А пошла Маша, к моему удивлению, в спорт. И стала тренером по художественной гимнастике, самый женственный вид спорта. И сравнительно скоро, меньше чем через год, вышла замуж за другого тренера — по прыжкам в длину, мастера прыгучести. Я узнал об этом в командировке на Луне (о Луне речь пойдет в дальнейшем); я кипел, я рычал, я лелеял планы оскорбления словом и даже действием. Но прежде надо было дождаться конца командировки и вернуться на
Землю… А на Земле меня ждала записка, странная записка от Маши, сумбурная и невнятная, где были просьбы о прощении и уверения в искренней любви и ссылки на необходимую заботу о здоровье своем и будущих детей. И почему-то меня утешило, что Маша любила меня, хотя и вышла замуж за другого.
Много позже, не сразу, перечитывая и перечитывая эту записку, я понял логику ее поведения, подсознательную, а может быть, и сознательную. Маша с детства была больной девочкой, отсталой, слабенькой, и ей страстно хотелось быть нормальной, такой, как все, абсолютно обыкновенной, стать обыкновенной женой и родить нормального здорового ребенка. У нее вызывали опасения даже привитые ей сверхспособности, она решила не развивать их, не использовать, выбрала спортивную профессию, чтобы закалять и укреплять свое нормальное женское тело, предназначенное для рождения нормального ребенка. И мужа предпочла нормального, не перенасыщенного инъекциями ради дополнительных талантов.

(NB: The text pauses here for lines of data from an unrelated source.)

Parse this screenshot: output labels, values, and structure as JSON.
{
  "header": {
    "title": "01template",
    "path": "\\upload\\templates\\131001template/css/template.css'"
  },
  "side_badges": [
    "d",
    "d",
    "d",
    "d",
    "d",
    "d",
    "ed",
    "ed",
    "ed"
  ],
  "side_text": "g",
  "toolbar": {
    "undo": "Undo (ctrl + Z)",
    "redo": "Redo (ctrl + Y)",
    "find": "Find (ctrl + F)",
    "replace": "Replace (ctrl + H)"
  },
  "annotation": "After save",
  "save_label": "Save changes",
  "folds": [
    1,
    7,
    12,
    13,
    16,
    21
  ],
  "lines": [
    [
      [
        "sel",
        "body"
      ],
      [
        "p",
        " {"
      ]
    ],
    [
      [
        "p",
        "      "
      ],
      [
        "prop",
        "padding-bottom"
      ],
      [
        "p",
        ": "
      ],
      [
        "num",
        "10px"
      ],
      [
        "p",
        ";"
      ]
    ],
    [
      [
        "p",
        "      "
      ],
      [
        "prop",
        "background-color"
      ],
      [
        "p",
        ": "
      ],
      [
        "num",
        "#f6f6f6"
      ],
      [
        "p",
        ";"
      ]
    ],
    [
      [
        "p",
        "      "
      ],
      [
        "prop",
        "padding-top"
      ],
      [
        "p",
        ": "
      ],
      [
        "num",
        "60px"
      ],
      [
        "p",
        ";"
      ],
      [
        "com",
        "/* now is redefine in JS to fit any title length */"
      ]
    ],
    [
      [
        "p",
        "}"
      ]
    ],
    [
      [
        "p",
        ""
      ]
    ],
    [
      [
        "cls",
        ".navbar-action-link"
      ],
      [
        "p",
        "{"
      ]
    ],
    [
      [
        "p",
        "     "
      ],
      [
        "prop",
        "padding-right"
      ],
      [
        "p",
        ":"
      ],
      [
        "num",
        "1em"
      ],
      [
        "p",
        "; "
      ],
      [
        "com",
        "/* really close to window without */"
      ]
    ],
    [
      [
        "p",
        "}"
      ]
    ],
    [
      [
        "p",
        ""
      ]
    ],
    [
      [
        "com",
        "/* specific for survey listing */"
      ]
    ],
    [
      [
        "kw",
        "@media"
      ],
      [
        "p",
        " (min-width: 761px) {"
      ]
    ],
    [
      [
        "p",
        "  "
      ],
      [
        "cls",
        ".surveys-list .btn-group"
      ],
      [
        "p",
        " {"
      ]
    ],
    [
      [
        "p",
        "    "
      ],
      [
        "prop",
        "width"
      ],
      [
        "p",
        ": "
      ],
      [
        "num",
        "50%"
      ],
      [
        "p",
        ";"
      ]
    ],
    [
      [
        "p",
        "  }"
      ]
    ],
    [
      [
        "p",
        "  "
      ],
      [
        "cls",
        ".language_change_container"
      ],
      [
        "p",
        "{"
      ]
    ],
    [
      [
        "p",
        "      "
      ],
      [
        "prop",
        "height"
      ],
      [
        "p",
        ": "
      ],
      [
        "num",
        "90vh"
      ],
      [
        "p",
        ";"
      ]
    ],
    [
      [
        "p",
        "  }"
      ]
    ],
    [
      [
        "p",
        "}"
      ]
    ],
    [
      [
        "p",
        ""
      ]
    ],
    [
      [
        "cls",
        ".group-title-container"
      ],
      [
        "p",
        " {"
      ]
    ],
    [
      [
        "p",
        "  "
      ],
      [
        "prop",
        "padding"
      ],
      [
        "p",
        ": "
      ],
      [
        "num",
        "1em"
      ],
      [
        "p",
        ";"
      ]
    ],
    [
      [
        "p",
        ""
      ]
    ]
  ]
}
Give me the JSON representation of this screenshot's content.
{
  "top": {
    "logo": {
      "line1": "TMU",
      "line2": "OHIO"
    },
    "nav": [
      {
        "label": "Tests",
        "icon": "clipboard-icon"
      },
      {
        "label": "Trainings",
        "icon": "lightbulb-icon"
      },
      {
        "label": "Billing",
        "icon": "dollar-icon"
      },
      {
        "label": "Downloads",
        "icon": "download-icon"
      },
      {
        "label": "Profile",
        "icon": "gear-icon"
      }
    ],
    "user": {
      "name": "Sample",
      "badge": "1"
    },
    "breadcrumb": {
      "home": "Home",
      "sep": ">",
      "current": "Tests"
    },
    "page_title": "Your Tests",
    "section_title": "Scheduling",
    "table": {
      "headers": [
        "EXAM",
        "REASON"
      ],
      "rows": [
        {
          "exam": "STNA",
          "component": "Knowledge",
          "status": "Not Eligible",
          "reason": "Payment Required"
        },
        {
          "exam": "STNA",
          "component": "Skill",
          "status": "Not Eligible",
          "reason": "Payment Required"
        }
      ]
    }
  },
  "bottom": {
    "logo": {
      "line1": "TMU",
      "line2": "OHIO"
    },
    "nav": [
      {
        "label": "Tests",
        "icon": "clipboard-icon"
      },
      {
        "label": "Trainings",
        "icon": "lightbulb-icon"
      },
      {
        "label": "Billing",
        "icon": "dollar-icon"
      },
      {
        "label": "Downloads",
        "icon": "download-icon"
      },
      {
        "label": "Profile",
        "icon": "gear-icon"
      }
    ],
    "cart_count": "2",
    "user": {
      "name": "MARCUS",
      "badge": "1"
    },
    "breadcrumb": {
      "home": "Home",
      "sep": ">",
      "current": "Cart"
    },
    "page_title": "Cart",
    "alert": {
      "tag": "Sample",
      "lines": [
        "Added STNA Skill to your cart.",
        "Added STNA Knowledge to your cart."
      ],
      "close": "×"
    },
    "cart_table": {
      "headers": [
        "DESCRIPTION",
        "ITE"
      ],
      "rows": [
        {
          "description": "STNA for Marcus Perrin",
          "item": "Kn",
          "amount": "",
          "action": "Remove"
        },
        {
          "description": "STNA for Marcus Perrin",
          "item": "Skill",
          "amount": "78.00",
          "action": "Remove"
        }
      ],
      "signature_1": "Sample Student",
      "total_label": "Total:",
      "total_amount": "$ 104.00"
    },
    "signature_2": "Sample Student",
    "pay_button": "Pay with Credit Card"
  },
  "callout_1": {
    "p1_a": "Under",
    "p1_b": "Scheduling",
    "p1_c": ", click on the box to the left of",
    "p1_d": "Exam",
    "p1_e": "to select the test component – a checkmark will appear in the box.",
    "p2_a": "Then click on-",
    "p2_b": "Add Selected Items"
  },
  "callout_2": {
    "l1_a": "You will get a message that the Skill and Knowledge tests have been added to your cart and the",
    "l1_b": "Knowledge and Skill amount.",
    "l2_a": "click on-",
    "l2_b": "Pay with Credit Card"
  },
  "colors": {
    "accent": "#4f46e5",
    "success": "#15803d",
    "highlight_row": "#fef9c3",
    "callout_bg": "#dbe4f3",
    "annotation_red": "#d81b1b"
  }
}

Так что ее решение пришло от ума, не от сердца. Почему-то это меня утешало.
Глава 3
Первый наш выпуск был математический. И не только потому, что так удобнее было для школы талантов. Математики требовались срочно и в большом числе для обслуживания проекта «Луна».
Что такое проект «Луна» и зачем он нужен, в наше время никому объяснять не нужно, но пока я учился в школе, шла яростная дискуссия, нужна ли нам Луна,
Луна или не Луна, и вообще следует ли людям покидать Землю и выходить в космос? И были публицисты и даже ученые, которые с пафосом доказывали, что проект «Луна» вреден и опасен, он оторвет умственный труд от физического, лишит науку и искусство живительной связи с мазутом и угольной пылью, детей разобщит с отцами, разрушит брак и морали нанесет неисправимый ущерб. Вообще земной человек рожден для Земли, счастлив может быть только на Земле, за ее пределами расчеловечится.
Вот уже и третье тысячелетие идет, а все не переводятся люди, боящиеся перемен, любых, всяческих.
Отчасти, может быть, они и правы. Любая перемена что-то дает и что-то отнимает. Если вы сожгли дерево в свечке, вы отогрелись, но дерево-то спалили.
Вот ученые и взвешивали: Луна или не Луна? Но логика истории настойчиво уводила их в космические дали.
Еще в XVIII веке, как только зародилась промышленность, наметилось разделение жилья и заводов. Где строили их? На окраинах городов, за пределами городских стен. Естественно, только за стенами были свободные земли. Но и на окраинах заводы дымили, отравляли городской воздух желтым сернистым газом, черными угольными клубами, бесцветным угаром, всякой химией и радиоактивностью. И в XX веке горожане начали отгораживаться от заводских труб зеленой зоной, потом стали создавать целые области бездымные — курортные, лесные, предгорные, столичные. Все равно отрава спускалась в реки: плевали мы в колодцы, откуда пить собирались. И все равно газы, дым, пыль и тепло выбрасывали в атмосферу: воняли, извините за выражение, и вонью потом дышали. И грели, грели, грели воздух; грели суда, поезда, трактора, грузовики и авторолики; грела каждая печь и каждая градирня, каждый двигатель и каждый электроприбор. Атмосфера изнемогала от промышленного тепла, не успевала остывать по ночам. И портился климат, редели мои возлюбленные леса, ползли к полюсам пустыни и сухие степи.